Step-by-step solution

Formulas

Chain Rule: \(\frac{d}{{dx}}\left( {{u^n}} \right) = n{u^{n - 1}}\frac{{du}}{{dx}}\)

When two lines are perpendicular to each other, then the relation between their slopes is given by\({m_1} \cdot {m_2} = - 1\), where \({m_1}\) and \({m_1}\) are slope of lines.

Differentiate the given curve

Differentiate \(y = \sqrt {1 + 2x} \)with respect to \(x\) by using chain rule.

\(\begin{aligned}y' &= \frac{d}{{dx}}\left( {\sqrt {1 + 2x} } \right)\\ &= \frac{d}{{dx}}{\left( {1 + 2x} \right)^{\frac{1}{2}}}\\ &= \frac{1}{2}{\left( {1 + 2x} \right)^{\frac{1}{2} - 1}} \cdot \frac{d}{{dx}}\left( {1 + 2x} \right)\\ &= \frac{1}{2}{\left( {1 + 2x} \right)^{ - \frac{1}{2}}} \cdot 2\\ &= \frac{1}{{\sqrt {1 + 2x} }}\end{aligned}\)

Find slope of the given line \(6x + 2y = 1\)

Given equation of line is\(6x + 2y = 1\).

Isolate \(y\) from the equation.

\(y = - 3x + \frac{1}{2}\)

Which is the point slope form of a line. Where slope is \( - 3\), that is, \({m_1} = - 3\).

Slope of the tangent line perpendicular to the given line

Let slope of the perpendicular line, which is perpendicular to \(6x + 2y = 1\) be \({m_2}\).

According to the relation between two perpendicular lines, \({m_1} \cdot {m_2} = - 1\).

Then,

\(\begin{aligned} - 3 \cdot {m_2} &= - 1\\{m_2} &= \frac{{ - 1}}{{ - 3}}\\ &= \frac{1}{3}\end{aligned}\)

And the obtained slope is the slope of tangent line, so \(y' = \frac{1}{3}\).
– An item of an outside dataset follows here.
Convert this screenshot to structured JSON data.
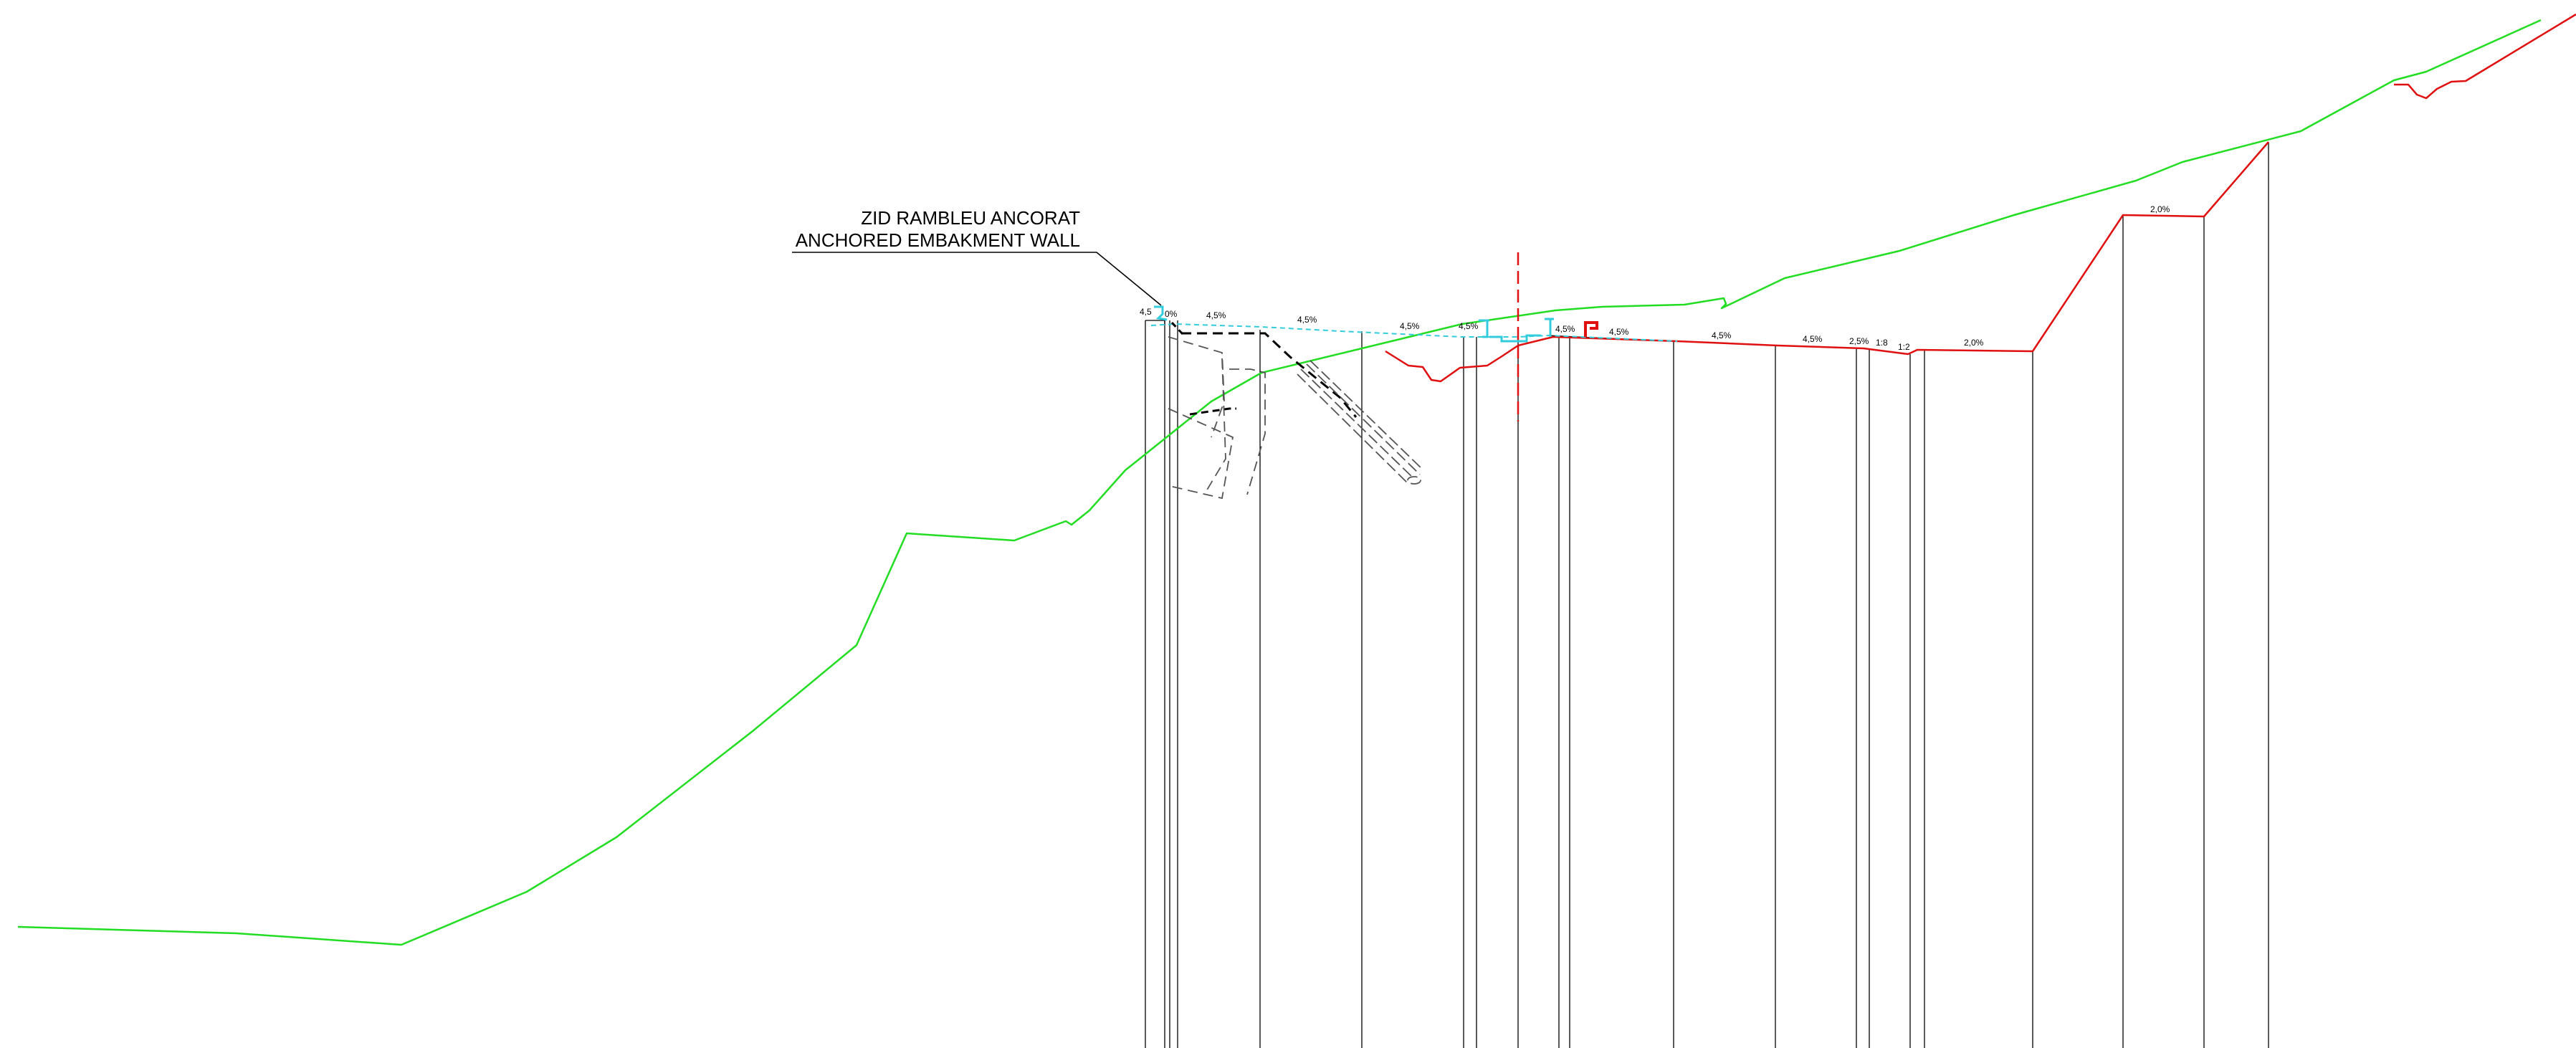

\(\frac{1}{3} = \frac{1}{{\sqrt {1 + 2x} }}\)

Find the value of \(x\) from the obtained equation.

\(\begin{aligned}\frac{1}{3} &= \frac{1}{{\sqrt {1 + 2x} }}\\\sqrt {1 + 2x} &= 3\\1 + 2x &= 9\\2x &= 8\\x &= 4\end{aligned}\)

Find point on the given curve

Substitute \(x = 4\) into the given curve \(y = \sqrt {1 + 2x} \) and solve for \(y\).

\(\begin{aligned}y &= \sqrt {1 + 2\left( 4 \right)} \\ &= \sqrt {1 + 8} \\ &= \sqrt 9 \\ &= 3\end{aligned}\)

Hence, the point on the curve on which tangent line is perpendicular to given line is \(\left( {4,3} \right)\).